The forest at night was no refuge ,it was a labyrinth of shadows that pressed in on Aira, each rustle of branches too sharp, each whisper of wind carrying more meaning than it should. Exile had stripped her of walls, of light, of voices leaving only the unrelenting silence and her own breath to remind her she was still alive.
Yet the forest was not silent tonight.
As Aira stumbled deeper into the undergrowth, exhaustion dragging at her bones, a voice slipped through the dark.
"Aira…"
She froze, the sound was unmistakable her brother's voice. Kieran's.
Her heart slammed against her ribs. He wasn't here. He couldn't be here. But the voice came again, softer this time, threaded with sorrow.
"You don't have to fight this alone."
Her legs moved before her mind could catch up, following the sound. It drew her like a tether, pulling her along a barely visible path that seemed to carve itself from the forest floor with each step she took. She knew it was wrong knew curses often played tricks, knew Kieran's half of the shadow was as dangerous as it was familiar but the sound was warm, achingly close to the boy who had once been her protector.
She walked faster.
Branches clawed at her arms, thorns bit into her ankles, but the voice pressed her forward. With every step it shifted from a whisper to a plea, from a plea to a command.
"Come closer. You'll understand.""Don't resist me, Aira.""You belong here with me."
The voice was changing. The warmth bled into hunger, the edges sharpening until it no longer sounded like Kieran, but something darker wearing his skin.
Aira's pace faltered. Her breath turned ragged. She forced herself to stop and look around. The forest loomed back at her, endless and indifferent, yet the pull remained a line taut between her and something unseen.
She could follow it. She could give in, let the voice lead her, let herself collapse into whatever Kieran or the shadow within him wanted her to see.
Or she could break it.
Aira closed her eyes. The lure hummed against her mind, a vibration too sweet to silence. But she remembered the villagers' hands holding her down, the firelight, the terror in their eyes. She remembered the choice they had given her: break, or survive.

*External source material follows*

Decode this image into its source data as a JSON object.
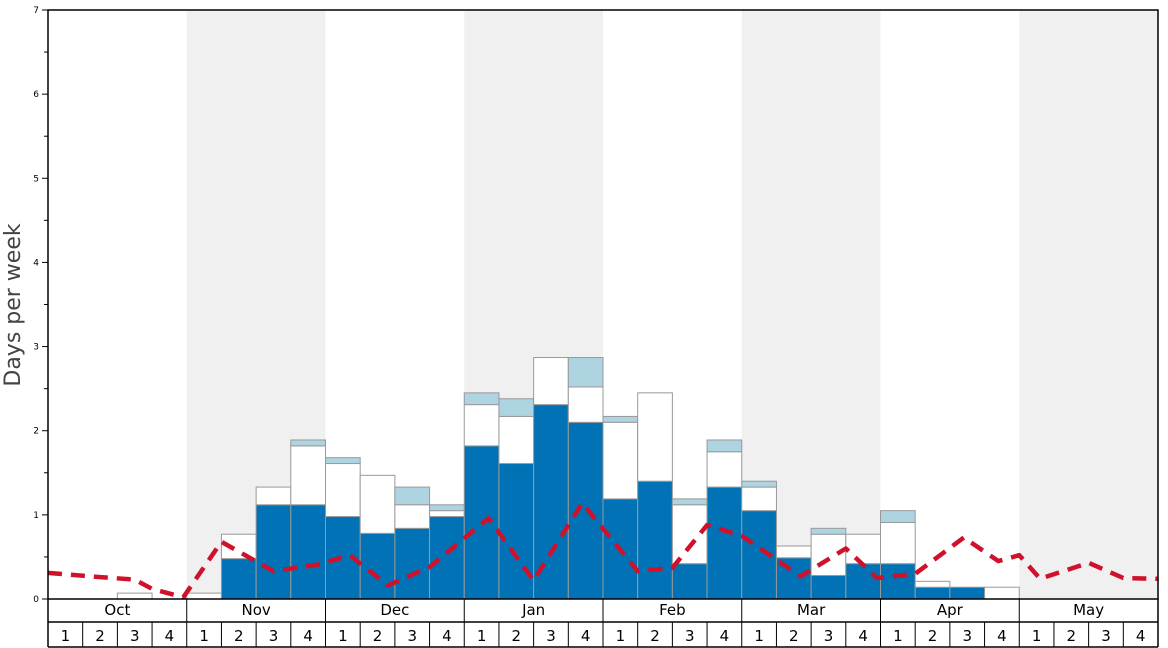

Her hand went to the scar at her wrist, the one Kieran had marked long ago in a childish oath that had somehow become a curse. The mark burned hot, as if the forest itself was watching her decision.
Her voice shook, but she spoke into the dark.
"You're not him. Not anymore."
The tether snapped.
The voice cut off so abruptly it left the forest ringing, like the echo of a bell. The silence that followed was worse emptier, heavier but it was hers.
Aira stumbled backward until she found the trunk of a tree and slid down against it, her chest heaving, Alone. Terrified, but not broken.
Somewhere, unseen, something shifted in answer.